Im folgenden Clip geht es um die Anhörung des parlamentarischen Subkomitees für Aufsicht und Untersuchungen für Finanzdienste vom 5. Mai 2009. Der Abgeordnete Alan Grayson fragt hierin den Generalinspekteur der US-Zentralbank um den Verbleib von Billionen (nach US-Zählweise „trillions“) Dollars. Die Generalinspekteurin Elizabeth Coleman offenbart dabei, daß noch nicht einmal FED-intern Untersuchungen zum Verbleib dieser exorbitanten Summen stattfinden. Neben den verschwundenen 9 Billionen, zu denen die FED eine Auskunft über die Empfänger verweigert, kommen noch weitere Billionen hinzu, die in den letzten Monaten vergeben wurden. Inzwischen summiert es sich im Zeitraum des letzten halben Jahres laut Angaben der Wirtschaftsnachrichten „Bloomberg“ (Bloomberg selbst ist derzeit Bürgermeister von NewYork und unterhält unter anderem weltweit TV-Sender zu Wirtschaftsnews) auf über 14 Billionen US-Dollar, was das gesamte Bruttoinlandsprodukt der USA für den Zeitraum eines Jahres überschritten hat. Zum Ablauf des Jahreszeitraums dürfte es, sofern es bei diesem Tempo der Geldausgabe bleibt, das Doppelte (!) der jährlichen US-Wirtschaftsleistung betragen (24-26 Billionen US-Dollar).

Zum Vergleich: das gesamte Bruttoinlandsprodukt aller Staaten der Welt zusammen beträgt ca. 41 Billionen US-Dollar. Hält diese Entwicklung in den USA an, dann sind nach Ablauf eines weiteren halben Jahres innerhalb von 12 Monaten mehr als die Hälfte der jährlichen globalen Wirtschaftsleistung in den dunklen Kanälen der kriminellen FED verschwunden.

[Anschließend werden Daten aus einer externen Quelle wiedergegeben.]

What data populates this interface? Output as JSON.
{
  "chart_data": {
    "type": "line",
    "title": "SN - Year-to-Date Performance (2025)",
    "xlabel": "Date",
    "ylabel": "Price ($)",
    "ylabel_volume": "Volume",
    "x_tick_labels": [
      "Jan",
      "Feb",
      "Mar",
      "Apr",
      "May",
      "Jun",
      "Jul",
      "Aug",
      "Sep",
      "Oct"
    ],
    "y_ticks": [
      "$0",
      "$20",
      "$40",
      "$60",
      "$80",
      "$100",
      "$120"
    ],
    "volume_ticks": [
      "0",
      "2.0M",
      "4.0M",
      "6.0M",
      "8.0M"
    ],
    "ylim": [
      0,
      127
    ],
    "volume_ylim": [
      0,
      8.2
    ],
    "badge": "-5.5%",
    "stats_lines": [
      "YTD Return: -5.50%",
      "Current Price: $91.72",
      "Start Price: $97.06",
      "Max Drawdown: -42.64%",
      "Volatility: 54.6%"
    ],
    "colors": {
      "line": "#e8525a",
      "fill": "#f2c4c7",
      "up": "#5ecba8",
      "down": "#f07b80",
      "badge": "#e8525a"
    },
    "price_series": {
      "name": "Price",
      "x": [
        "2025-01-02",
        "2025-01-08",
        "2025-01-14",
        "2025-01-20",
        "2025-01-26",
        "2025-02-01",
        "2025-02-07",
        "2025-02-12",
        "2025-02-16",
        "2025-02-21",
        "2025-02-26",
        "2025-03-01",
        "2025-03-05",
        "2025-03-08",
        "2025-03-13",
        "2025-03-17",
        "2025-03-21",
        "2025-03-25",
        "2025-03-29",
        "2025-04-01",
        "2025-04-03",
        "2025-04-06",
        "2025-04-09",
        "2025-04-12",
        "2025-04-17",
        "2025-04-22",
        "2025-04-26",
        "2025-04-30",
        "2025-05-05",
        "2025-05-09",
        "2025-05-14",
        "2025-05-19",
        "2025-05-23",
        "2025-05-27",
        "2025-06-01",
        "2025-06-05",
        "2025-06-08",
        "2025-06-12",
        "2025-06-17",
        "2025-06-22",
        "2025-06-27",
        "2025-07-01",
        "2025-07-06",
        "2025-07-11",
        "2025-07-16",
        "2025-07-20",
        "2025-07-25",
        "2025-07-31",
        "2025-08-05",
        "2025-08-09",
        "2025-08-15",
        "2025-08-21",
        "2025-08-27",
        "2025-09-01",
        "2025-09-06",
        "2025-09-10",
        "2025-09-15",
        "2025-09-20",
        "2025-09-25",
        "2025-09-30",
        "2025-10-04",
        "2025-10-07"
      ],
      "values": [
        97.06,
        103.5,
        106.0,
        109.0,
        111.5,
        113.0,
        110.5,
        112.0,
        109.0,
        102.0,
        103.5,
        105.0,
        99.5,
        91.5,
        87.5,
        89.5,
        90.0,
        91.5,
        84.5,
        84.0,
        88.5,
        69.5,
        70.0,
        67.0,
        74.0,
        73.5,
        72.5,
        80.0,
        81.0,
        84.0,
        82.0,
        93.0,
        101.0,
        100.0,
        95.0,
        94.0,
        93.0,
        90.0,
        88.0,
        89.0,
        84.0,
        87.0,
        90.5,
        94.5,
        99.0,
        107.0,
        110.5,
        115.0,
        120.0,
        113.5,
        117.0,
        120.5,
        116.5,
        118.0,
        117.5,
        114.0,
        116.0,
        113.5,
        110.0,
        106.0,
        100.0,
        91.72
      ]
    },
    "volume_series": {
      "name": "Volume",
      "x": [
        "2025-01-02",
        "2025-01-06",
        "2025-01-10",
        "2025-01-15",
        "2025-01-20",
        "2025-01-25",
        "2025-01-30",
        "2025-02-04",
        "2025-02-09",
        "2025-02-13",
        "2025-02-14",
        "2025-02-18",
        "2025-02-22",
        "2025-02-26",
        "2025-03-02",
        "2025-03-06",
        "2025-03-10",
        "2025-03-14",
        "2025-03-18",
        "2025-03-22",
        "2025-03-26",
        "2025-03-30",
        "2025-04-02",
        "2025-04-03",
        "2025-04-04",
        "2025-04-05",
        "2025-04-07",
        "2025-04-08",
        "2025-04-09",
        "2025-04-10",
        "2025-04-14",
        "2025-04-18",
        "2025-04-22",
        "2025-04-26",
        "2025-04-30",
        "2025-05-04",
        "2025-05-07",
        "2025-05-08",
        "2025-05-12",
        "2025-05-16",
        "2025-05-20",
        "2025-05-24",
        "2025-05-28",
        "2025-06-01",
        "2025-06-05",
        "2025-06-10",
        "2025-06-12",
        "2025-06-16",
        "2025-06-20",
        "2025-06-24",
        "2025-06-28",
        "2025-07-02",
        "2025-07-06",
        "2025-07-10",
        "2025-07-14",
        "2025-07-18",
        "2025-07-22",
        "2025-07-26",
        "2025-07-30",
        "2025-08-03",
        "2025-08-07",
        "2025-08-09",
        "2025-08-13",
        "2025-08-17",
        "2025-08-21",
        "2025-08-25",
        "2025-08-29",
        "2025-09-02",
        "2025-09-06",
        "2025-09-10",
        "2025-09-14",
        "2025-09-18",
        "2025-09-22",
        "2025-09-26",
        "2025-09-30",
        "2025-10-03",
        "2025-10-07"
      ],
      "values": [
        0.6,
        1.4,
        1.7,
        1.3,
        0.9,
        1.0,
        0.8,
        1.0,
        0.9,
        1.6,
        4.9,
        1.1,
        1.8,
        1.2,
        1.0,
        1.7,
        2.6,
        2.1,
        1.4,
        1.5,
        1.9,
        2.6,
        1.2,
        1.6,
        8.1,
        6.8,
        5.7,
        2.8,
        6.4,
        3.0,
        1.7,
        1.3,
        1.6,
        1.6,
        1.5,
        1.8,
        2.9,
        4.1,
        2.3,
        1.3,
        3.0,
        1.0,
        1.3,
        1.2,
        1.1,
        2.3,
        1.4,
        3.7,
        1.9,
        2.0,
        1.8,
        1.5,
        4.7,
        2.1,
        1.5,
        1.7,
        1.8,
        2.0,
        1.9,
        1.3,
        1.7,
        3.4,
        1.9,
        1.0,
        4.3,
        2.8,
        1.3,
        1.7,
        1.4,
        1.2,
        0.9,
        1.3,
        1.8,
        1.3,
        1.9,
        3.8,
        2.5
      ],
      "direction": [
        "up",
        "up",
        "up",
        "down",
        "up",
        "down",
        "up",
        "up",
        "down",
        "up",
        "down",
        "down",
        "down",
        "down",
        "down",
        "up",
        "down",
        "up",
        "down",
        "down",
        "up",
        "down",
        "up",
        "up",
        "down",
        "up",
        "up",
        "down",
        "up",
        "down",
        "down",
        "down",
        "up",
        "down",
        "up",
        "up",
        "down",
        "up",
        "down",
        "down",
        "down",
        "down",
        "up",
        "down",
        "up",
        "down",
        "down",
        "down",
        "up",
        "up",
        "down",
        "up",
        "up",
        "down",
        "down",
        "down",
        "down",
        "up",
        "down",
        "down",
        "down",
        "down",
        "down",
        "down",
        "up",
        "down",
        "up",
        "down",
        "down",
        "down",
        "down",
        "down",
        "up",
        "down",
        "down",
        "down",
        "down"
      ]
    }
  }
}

Es liegt nahe, daß die Federal Reserve diese Gelder ihren Mitgliedsbanken ausgehändigt hat. Damit fallen auch die USA unter die Kategorie einer Finanzdiktatur - Großbanken mit staatlichem Anhang, um den Reichtum der Wenigen mit Militär und Homeland Security abzusichern. Es handelt sich hier nicht um die Unfähigkeit von Kontrollgremien, sondern um einen kalten Putsch der Banken, der mit fehlenden Kontrollmöglichkeiten des Staates bei der Verabschiedung des US-Bailout-Gesetzes im letzten Jahr vollendet wurde.